I don’t often address issues related to foster care because I really don’t have any direct experience with that system – thankfully.
Even so, homelessness is an issue close to my heart since my own youngest sister was homeless for 4 years and somehow survived that and even managed to extricate herself from that about 10 years ago. Her situation remains precarious and my heart hopes she doesn’t end up in those dire straits again but there is no certainty.
I have learned that when children in foster care reach a certain age, they are put out without much in the way of resources. Some even run away from foster care before they reach that age. These are children who lack any kind of supportive family to love and care for them. Their parents may be in prison or addicted to drugs and self-absorbed. Or their parents may have even died.
There is a non-profit known as Pivot in Oklahoma that is trying to do something substantial to help youth who would be homeless otherwise. They are building a community of tiny homes to primarily serve the needs of 16 to 19 year old youth. These are located right outside of the organization’s headquarter. In addition to providing a bed, small kitchen and bathroom (a roof over their heads), the organization provides services.

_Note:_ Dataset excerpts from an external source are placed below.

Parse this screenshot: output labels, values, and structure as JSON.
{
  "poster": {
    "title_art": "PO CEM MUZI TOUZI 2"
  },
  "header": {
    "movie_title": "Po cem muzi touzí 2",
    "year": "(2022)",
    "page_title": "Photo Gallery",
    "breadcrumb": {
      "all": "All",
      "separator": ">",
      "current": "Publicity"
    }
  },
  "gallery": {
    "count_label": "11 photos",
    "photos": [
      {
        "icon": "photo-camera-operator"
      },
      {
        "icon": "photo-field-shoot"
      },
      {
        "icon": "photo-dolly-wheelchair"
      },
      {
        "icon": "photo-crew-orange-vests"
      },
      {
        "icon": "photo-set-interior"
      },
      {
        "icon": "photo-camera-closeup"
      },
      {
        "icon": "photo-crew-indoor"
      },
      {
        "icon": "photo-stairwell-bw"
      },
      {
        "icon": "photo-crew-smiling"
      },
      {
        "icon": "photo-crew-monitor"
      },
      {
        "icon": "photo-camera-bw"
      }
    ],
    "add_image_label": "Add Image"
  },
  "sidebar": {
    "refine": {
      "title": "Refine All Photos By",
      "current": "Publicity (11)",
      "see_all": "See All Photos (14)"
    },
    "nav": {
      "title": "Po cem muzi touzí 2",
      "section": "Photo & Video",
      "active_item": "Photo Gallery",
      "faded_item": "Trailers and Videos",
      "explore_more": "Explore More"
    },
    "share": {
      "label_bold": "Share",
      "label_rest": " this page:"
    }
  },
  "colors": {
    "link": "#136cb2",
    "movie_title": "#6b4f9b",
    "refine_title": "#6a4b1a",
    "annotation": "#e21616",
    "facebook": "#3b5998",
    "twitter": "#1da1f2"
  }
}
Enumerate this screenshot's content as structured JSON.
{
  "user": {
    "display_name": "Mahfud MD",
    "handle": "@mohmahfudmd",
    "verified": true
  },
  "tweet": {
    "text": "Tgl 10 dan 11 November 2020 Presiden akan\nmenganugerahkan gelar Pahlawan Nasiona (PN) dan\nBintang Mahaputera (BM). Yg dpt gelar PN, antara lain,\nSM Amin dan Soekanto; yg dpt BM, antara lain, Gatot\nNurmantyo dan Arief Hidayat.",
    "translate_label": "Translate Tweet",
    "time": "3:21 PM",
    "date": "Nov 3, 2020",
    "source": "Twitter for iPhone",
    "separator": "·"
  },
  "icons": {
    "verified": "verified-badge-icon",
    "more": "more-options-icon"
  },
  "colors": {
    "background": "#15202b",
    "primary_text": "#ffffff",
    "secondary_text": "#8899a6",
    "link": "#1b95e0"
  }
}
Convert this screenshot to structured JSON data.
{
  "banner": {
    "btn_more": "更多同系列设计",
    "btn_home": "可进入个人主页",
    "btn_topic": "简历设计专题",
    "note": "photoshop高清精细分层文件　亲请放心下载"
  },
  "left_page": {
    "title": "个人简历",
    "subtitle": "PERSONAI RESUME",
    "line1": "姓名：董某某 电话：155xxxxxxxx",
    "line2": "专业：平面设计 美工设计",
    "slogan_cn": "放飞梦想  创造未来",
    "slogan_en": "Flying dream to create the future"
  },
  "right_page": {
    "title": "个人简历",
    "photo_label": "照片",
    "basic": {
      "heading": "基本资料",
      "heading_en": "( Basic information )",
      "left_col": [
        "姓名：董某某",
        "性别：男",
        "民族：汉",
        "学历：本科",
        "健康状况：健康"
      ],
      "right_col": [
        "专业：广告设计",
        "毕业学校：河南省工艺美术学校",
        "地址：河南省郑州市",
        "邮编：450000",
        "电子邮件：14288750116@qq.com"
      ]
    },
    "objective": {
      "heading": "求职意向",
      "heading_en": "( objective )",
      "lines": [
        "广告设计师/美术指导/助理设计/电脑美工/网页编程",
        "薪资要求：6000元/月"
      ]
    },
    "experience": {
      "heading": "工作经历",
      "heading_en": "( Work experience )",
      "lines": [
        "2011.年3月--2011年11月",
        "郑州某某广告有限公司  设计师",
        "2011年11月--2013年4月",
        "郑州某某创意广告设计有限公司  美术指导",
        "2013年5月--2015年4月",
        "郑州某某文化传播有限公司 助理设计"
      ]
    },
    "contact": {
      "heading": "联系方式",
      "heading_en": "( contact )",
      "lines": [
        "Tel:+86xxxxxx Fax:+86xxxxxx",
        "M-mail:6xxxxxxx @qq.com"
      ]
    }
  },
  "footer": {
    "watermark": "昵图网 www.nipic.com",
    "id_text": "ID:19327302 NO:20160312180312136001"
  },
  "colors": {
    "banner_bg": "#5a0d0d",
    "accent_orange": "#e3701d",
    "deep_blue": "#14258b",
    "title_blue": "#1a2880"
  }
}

They help the teen get a job. They teach them life skills. And they provide therapeutic attention to help these youth heal from a less visible internal hurt. So regardless of the reason their parents are absent, a youth is understandably upset that the person who was supposed to take care of them, is not there for them.
All children still do love their parents at that level of attachment from birth. There is a grieving process that needs to be addressed – what should have been, could have been – wasn’t. This healing is necessary if a person is truly to move forward with their lives in a productive manner.